When we began rewriting its brand story, Goodwill had trained more than 4,000 people that year and placed 885 individuals in jobs throughout metropolitan Phoenix.
When our team studied the customer persona of Goodwill shoppers, we found a fascinating group whose story would be fun to tell. We call them the “Soccer Mom, Closet Shopper.”
These are women who love to unearth retail treasures but are reluctant to reveal their thrift store treasure hunts. We learned that they are typically very social moms with household incomes of $50,000 plus, and they share a fear of what their friends (who frequent swankier stores) might think of their secondhand shopping habits.

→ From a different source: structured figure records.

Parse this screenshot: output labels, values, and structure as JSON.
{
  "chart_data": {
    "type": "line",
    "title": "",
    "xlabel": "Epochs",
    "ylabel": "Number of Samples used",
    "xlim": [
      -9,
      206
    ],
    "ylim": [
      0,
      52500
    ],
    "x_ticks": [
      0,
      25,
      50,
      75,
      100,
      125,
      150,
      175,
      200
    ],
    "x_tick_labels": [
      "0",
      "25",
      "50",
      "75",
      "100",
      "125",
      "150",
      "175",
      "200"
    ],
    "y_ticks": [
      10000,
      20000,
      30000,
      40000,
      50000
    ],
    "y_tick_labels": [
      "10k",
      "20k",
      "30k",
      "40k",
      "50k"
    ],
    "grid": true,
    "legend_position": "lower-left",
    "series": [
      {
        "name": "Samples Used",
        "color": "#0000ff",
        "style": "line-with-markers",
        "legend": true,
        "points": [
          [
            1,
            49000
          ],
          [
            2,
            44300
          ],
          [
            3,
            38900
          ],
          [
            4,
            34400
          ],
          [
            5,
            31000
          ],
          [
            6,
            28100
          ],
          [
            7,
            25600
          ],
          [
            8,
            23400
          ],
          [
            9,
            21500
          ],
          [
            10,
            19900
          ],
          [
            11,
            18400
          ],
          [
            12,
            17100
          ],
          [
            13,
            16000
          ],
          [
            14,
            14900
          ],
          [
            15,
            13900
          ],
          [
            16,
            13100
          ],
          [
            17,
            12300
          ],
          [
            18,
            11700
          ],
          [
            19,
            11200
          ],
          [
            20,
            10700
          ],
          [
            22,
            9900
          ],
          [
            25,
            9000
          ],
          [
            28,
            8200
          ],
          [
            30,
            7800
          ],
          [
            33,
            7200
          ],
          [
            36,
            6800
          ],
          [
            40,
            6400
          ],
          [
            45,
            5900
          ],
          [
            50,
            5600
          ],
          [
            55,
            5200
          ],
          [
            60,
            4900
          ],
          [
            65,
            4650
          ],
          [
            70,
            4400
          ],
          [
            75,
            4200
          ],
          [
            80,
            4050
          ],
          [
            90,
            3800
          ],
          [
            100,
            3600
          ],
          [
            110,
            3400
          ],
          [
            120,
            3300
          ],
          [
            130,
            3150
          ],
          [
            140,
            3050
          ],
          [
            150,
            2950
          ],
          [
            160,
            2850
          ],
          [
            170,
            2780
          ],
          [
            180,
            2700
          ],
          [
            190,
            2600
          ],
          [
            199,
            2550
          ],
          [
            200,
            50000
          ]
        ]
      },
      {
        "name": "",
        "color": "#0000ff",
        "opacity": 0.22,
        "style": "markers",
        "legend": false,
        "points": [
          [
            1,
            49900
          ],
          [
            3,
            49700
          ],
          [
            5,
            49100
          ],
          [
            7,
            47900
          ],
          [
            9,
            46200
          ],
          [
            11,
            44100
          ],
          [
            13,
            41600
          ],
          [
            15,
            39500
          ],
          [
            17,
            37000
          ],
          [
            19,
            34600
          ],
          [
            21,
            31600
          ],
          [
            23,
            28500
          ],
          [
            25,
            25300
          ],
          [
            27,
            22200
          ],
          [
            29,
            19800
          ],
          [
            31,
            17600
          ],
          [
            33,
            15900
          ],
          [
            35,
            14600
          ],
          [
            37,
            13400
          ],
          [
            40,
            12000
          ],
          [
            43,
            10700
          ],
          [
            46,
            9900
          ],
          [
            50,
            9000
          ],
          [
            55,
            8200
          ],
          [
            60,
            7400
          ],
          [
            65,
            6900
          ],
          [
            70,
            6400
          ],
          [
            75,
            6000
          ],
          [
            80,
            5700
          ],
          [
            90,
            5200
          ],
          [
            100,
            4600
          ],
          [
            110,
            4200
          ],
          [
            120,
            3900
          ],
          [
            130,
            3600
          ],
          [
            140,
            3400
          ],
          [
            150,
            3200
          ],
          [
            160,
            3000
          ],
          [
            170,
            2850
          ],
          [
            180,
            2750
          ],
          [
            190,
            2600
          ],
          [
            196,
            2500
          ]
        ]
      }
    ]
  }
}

You probably know someone that fits this persona. The woman who comes home and tells her husband in a hushed voice in a quiet living room that she just bought a $150 Nanette Lepore blouse from Goodwill for $6. Her husband asks, “Why are you whispering?”
Her unfounded fear of being branded with the scarlet letter of being a “thrift store shopper” is based on the obstacles the industry itself has to overcome. Those antagonistic forces include the perception of dirty stores, messy aisles, tattered clothing, and what some might regard as questionable patrons without much money.

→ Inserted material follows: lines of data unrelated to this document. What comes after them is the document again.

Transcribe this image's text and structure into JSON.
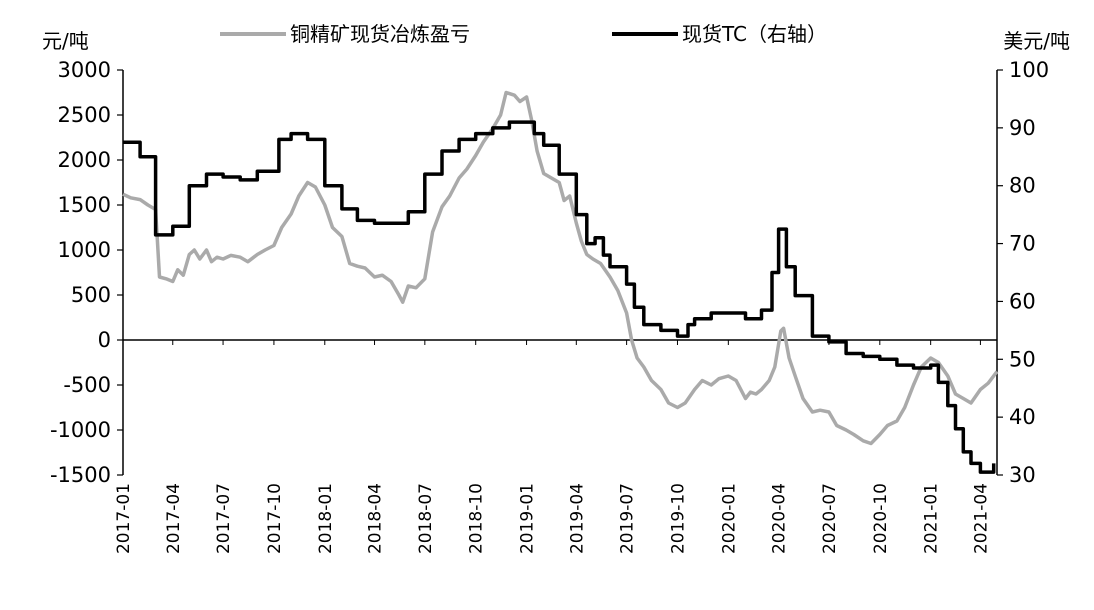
{
  "chart_data": {
    "type": "line",
    "left_axis_unit": "元/吨",
    "right_axis_unit": "美元/吨",
    "y_left_ticks": [
      "3000",
      "2500",
      "2000",
      "1500",
      "1000",
      "500",
      "0",
      "-500",
      "-1000",
      "-1500"
    ],
    "y_right_ticks": [
      "100",
      "90",
      "80",
      "70",
      "60",
      "50",
      "40",
      "30"
    ],
    "ylim_left": [
      -1500,
      3000
    ],
    "ylim_right": [
      30,
      100
    ],
    "x_range": [
      "2017-01",
      "2021-05"
    ],
    "x_ticks": [
      "2017-01",
      "2017-04",
      "2017-07",
      "2017-10",
      "2018-01",
      "2018-04",
      "2018-07",
      "2018-10",
      "2019-01",
      "2019-04",
      "2019-07",
      "2019-10",
      "2020-01",
      "2020-04",
      "2020-07",
      "2020-10",
      "2021-01",
      "2021-04"
    ],
    "legend_position": "top",
    "grid": false,
    "series": [
      {
        "name": "铜精矿现货冶炼盈亏",
        "axis": "left",
        "color": "#aaaaaa",
        "points": [
          [
            "2017-01-01",
            1620
          ],
          [
            "2017-01-15",
            1580
          ],
          [
            "2017-02-01",
            1560
          ],
          [
            "2017-02-15",
            1500
          ],
          [
            "2017-03-01",
            1450
          ],
          [
            "2017-03-08",
            700
          ],
          [
            "2017-03-20",
            680
          ],
          [
            "2017-04-01",
            650
          ],
          [
            "2017-04-10",
            780
          ],
          [
            "2017-04-20",
            720
          ],
          [
            "2017-05-01",
            950
          ],
          [
            "2017-05-10",
            1000
          ],
          [
            "2017-05-20",
            900
          ],
          [
            "2017-06-01",
            1000
          ],
          [
            "2017-06-10",
            870
          ],
          [
            "2017-06-20",
            920
          ],
          [
            "2017-07-01",
            900
          ],
          [
            "2017-07-15",
            940
          ],
          [
            "2017-08-01",
            920
          ],
          [
            "2017-08-15",
            870
          ],
          [
            "2017-09-01",
            950
          ],
          [
            "2017-09-15",
            1000
          ],
          [
            "2017-10-01",
            1050
          ],
          [
            "2017-10-15",
            1250
          ],
          [
            "2017-11-01",
            1400
          ],
          [
            "2017-11-15",
            1600
          ],
          [
            "2017-12-01",
            1750
          ],
          [
            "2017-12-15",
            1700
          ],
          [
            "2018-01-01",
            1500
          ],
          [
            "2018-01-15",
            1250
          ],
          [
            "2018-02-01",
            1150
          ],
          [
            "2018-02-15",
            850
          ],
          [
            "2018-03-01",
            820
          ],
          [
            "2018-03-15",
            800
          ],
          [
            "2018-04-01",
            700
          ],
          [
            "2018-04-15",
            720
          ],
          [
            "2018-05-01",
            650
          ],
          [
            "2018-05-15",
            500
          ],
          [
            "2018-05-22",
            420
          ],
          [
            "2018-06-01",
            600
          ],
          [
            "2018-06-15",
            580
          ],
          [
            "2018-07-01",
            680
          ],
          [
            "2018-07-15",
            1200
          ],
          [
            "2018-08-01",
            1480
          ],
          [
            "2018-08-15",
            1600
          ],
          [
            "2018-09-01",
            1800
          ],
          [
            "2018-09-15",
            1900
          ],
          [
            "2018-10-01",
            2050
          ],
          [
            "2018-10-15",
            2200
          ],
          [
            "2018-11-01",
            2350
          ],
          [
            "2018-11-15",
            2500
          ],
          [
            "2018-11-25",
            2750
          ],
          [
            "2018-12-10",
            2720
          ],
          [
            "2018-12-20",
            2650
          ],
          [
            "2019-01-01",
            2700
          ],
          [
            "2019-01-10",
            2450
          ],
          [
            "2019-01-20",
            2100
          ],
          [
            "2019-02-01",
            1850
          ],
          [
            "2019-02-15",
            1800
          ],
          [
            "2019-03-01",
            1750
          ],
          [
            "2019-03-10",
            1550
          ],
          [
            "2019-03-20",
            1600
          ],
          [
            "2019-04-01",
            1300
          ],
          [
            "2019-04-10",
            1100
          ],
          [
            "2019-04-20",
            950
          ],
          [
            "2019-05-01",
            900
          ],
          [
            "2019-05-15",
            850
          ],
          [
            "2019-06-01",
            700
          ],
          [
            "2019-06-15",
            550
          ],
          [
            "2019-07-01",
            300
          ],
          [
            "2019-07-10",
            0
          ],
          [
            "2019-07-20",
            -200
          ],
          [
            "2019-08-01",
            -300
          ],
          [
            "2019-08-15",
            -450
          ],
          [
            "2019-09-01",
            -550
          ],
          [
            "2019-09-15",
            -700
          ],
          [
            "2019-10-01",
            -750
          ],
          [
            "2019-10-15",
            -700
          ],
          [
            "2019-11-01",
            -550
          ],
          [
            "2019-11-15",
            -450
          ],
          [
            "2019-12-01",
            -500
          ],
          [
            "2019-12-15",
            -430
          ],
          [
            "2020-01-01",
            -400
          ],
          [
            "2020-01-15",
            -450
          ],
          [
            "2020-02-01",
            -650
          ],
          [
            "2020-02-10",
            -580
          ],
          [
            "2020-02-20",
            -600
          ],
          [
            "2020-03-01",
            -550
          ],
          [
            "2020-03-15",
            -450
          ],
          [
            "2020-03-25",
            -300
          ],
          [
            "2020-04-05",
            100
          ],
          [
            "2020-04-10",
            130
          ],
          [
            "2020-04-20",
            -200
          ],
          [
            "2020-05-01",
            -400
          ],
          [
            "2020-05-15",
            -650
          ],
          [
            "2020-06-01",
            -800
          ],
          [
            "2020-06-15",
            -780
          ],
          [
            "2020-07-01",
            -800
          ],
          [
            "2020-07-15",
            -950
          ],
          [
            "2020-08-01",
            -1000
          ],
          [
            "2020-08-15",
            -1050
          ],
          [
            "2020-09-01",
            -1120
          ],
          [
            "2020-09-15",
            -1150
          ],
          [
            "2020-10-01",
            -1050
          ],
          [
            "2020-10-15",
            -950
          ],
          [
            "2020-11-01",
            -900
          ],
          [
            "2020-11-15",
            -750
          ],
          [
            "2020-12-01",
            -500
          ],
          [
            "2020-12-15",
            -300
          ],
          [
            "2021-01-01",
            -200
          ],
          [
            "2021-01-15",
            -250
          ],
          [
            "2021-02-01",
            -400
          ],
          [
            "2021-02-15",
            -600
          ],
          [
            "2021-03-01",
            -650
          ],
          [
            "2021-03-15",
            -700
          ],
          [
            "2021-04-01",
            -550
          ],
          [
            "2021-04-15",
            -480
          ],
          [
            "2021-05-01",
            -350
          ]
        ]
      },
      {
        "name": "现货TC（右轴）",
        "axis": "right",
        "color": "#000000",
        "step": true,
        "points": [
          [
            "2017-01-01",
            87.5
          ],
          [
            "2017-02-01",
            85
          ],
          [
            "2017-03-01",
            71.5
          ],
          [
            "2017-04-01",
            73
          ],
          [
            "2017-05-01",
            80
          ],
          [
            "2017-06-01",
            82
          ],
          [
            "2017-07-01",
            81.5
          ],
          [
            "2017-08-01",
            81
          ],
          [
            "2017-09-01",
            82.5
          ],
          [
            "2017-10-10",
            88
          ],
          [
            "2017-11-01",
            89
          ],
          [
            "2017-12-01",
            88
          ],
          [
            "2018-01-01",
            80
          ],
          [
            "2018-02-01",
            76
          ],
          [
            "2018-03-01",
            74
          ],
          [
            "2018-04-01",
            73.5
          ],
          [
            "2018-05-01",
            73.5
          ],
          [
            "2018-06-01",
            75.5
          ],
          [
            "2018-07-01",
            82
          ],
          [
            "2018-08-01",
            86
          ],
          [
            "2018-09-01",
            88
          ],
          [
            "2018-10-01",
            89
          ],
          [
            "2018-11-01",
            90
          ],
          [
            "2018-12-01",
            91
          ],
          [
            "2019-01-01",
            91
          ],
          [
            "2019-01-15",
            89
          ],
          [
            "2019-02-01",
            87
          ],
          [
            "2019-03-01",
            82
          ],
          [
            "2019-04-01",
            75
          ],
          [
            "2019-04-20",
            70
          ],
          [
            "2019-05-05",
            71
          ],
          [
            "2019-05-20",
            68
          ],
          [
            "2019-06-01",
            66
          ],
          [
            "2019-07-01",
            63
          ],
          [
            "2019-07-15",
            59
          ],
          [
            "2019-08-01",
            56
          ],
          [
            "2019-09-01",
            55
          ],
          [
            "2019-10-01",
            54
          ],
          [
            "2019-10-20",
            56
          ],
          [
            "2019-11-01",
            57
          ],
          [
            "2019-12-01",
            58
          ],
          [
            "2020-01-01",
            58
          ],
          [
            "2020-02-01",
            57
          ],
          [
            "2020-03-01",
            58.5
          ],
          [
            "2020-03-20",
            65
          ],
          [
            "2020-04-01",
            72.5
          ],
          [
            "2020-04-15",
            66
          ],
          [
            "2020-05-01",
            61
          ],
          [
            "2020-06-01",
            54
          ],
          [
            "2020-07-01",
            53
          ],
          [
            "2020-08-01",
            51
          ],
          [
            "2020-09-01",
            50.5
          ],
          [
            "2020-10-01",
            50
          ],
          [
            "2020-11-01",
            49
          ],
          [
            "2020-12-01",
            48.5
          ],
          [
            "2021-01-01",
            49
          ],
          [
            "2021-01-15",
            46
          ],
          [
            "2021-02-01",
            42
          ],
          [
            "2021-02-15",
            38
          ],
          [
            "2021-03-01",
            34
          ],
          [
            "2021-03-15",
            32
          ],
          [
            "2021-04-01",
            30.5
          ],
          [
            "2021-04-25",
            32
          ]
        ]
      }
    ]
  }
}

Before our team could craft a new brand story, we asked Goodwill to begin living it by honing their operations. They fixed light fixtures, painted walls, tidied aisles and expanded their inventory so more treasures would be discovered. In some stores, we even suggested moving the coffee maker to the front to help mask that exotic scent-of-thrift.

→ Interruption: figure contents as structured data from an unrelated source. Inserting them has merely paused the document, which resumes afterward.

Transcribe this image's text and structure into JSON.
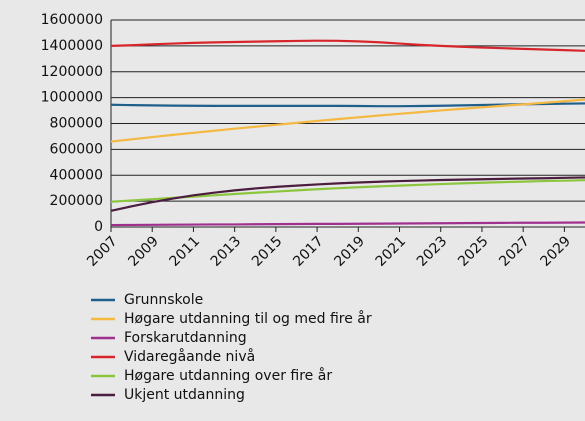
{
  "chart_data": {
    "type": "line",
    "x": [
      2007,
      2008,
      2009,
      2010,
      2011,
      2012,
      2013,
      2014,
      2015,
      2016,
      2017,
      2018,
      2019,
      2020,
      2021,
      2022,
      2023,
      2024,
      2025,
      2026,
      2027,
      2028,
      2029,
      2030
    ],
    "xlim": [
      2007,
      2030
    ],
    "xticks": [
      2007,
      2009,
      2011,
      2013,
      2015,
      2017,
      2019,
      2021,
      2023,
      2025,
      2027,
      2029
    ],
    "ylim": [
      0,
      1600000
    ],
    "yticks": [
      0,
      200000,
      400000,
      600000,
      800000,
      1000000,
      1200000,
      1400000,
      1600000
    ],
    "grid": true,
    "legend": "bottom",
    "series": [
      {
        "name": "Grunnskole",
        "color": "#1f5f8b",
        "values": [
          945000,
          942000,
          940000,
          938000,
          937000,
          936000,
          936000,
          936000,
          936000,
          936000,
          936000,
          936000,
          935000,
          934000,
          934000,
          935000,
          937000,
          940000,
          943000,
          946000,
          949000,
          951000,
          953000,
          955000
        ]
      },
      {
        "name": "Høgare utdanning til og med fire år",
        "color": "#f5b841",
        "values": [
          660000,
          678000,
          695000,
          712000,
          728000,
          744000,
          760000,
          775000,
          790000,
          805000,
          820000,
          834000,
          848000,
          862000,
          875000,
          888000,
          901000,
          913000,
          925000,
          937000,
          948000,
          960000,
          972000,
          985000
        ]
      },
      {
        "name": "Forskarutdanning",
        "color": "#a0308f",
        "values": [
          15000,
          16000,
          17000,
          18000,
          19000,
          20000,
          20000,
          21000,
          22000,
          23000,
          24000,
          24000,
          25000,
          26000,
          27000,
          28000,
          29000,
          30000,
          31000,
          32000,
          33000,
          33000,
          34000,
          35000
        ]
      },
      {
        "name": "Vidaregåande nivå",
        "color": "#d7262b",
        "values": [
          1400000,
          1405000,
          1412000,
          1418000,
          1423000,
          1427000,
          1430000,
          1433000,
          1436000,
          1438000,
          1440000,
          1439000,
          1435000,
          1428000,
          1418000,
          1408000,
          1400000,
          1393000,
          1387000,
          1382000,
          1377000,
          1372000,
          1367000,
          1362000
        ]
      },
      {
        "name": "Høgare utdanning over fire år",
        "color": "#8cc63f",
        "values": [
          195000,
          205000,
          215000,
          225000,
          235000,
          245000,
          255000,
          265000,
          274000,
          283000,
          292000,
          300000,
          307000,
          314000,
          320000,
          326000,
          332000,
          337000,
          342000,
          347000,
          351000,
          355000,
          358000,
          362000
        ]
      },
      {
        "name": "Ukjent utdanning",
        "color": "#4b1d3e",
        "values": [
          125000,
          160000,
          192000,
          220000,
          245000,
          265000,
          283000,
          298000,
          310000,
          320000,
          329000,
          337000,
          344000,
          350000,
          355000,
          359000,
          363000,
          366000,
          369000,
          372000,
          375000,
          377000,
          380000,
          383000
        ]
      }
    ]
  }
}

Then we created a thirty-second TV commercial that featured our soccer mom protagonist, Michelle, secretly and happily flowing through the store collecting her treasures. Here’s what happens next…
We “outed” the soccer mom, and in doing so, we helped her overcome her insecurities about being judged for shopping at Goodwill. Incidentally, Goodwill was concerned that the commercial would look like they were making fun of their shoppers, especially the shy ones.
However, finding the courage to tell the truth about their shoppers’ habits and embracing their psyche endeared Goodwill to their customers like no insincere campaign filled with clichéd platitudes could ever accomplish.
A third protagonist is at play here as well: our band of storytellers. We were told in no uncertain terms by Goodwill that if this didn’t work, we’d be fired. This had the makings of a short love story to say the least. But we felt in our heart-of-hearts that this tale of the treasure hunter’s journey would resonate with their customers.
It took courage from everyone to overcome our collective antagonists and obstacles and tell a story that underscored the basic truth of these unique value shoppers: Be proud of who you are.
Today, Goodwill of Central Arizona has grown beyond 60 stores and generates more than $125 million in annual revenue to power their workforce development programs. In 2015, they served more than 41,000 people and placed more than 15,000 individuals in jobs throughout the Phoenix community.
The Goodwill narrative has changed over the years from one of a secondhand industry, to a story about celebrating the thrift store phenomenon. That’s what authentic storytelling can do for the character arch of brand through a well-lived and well-told story.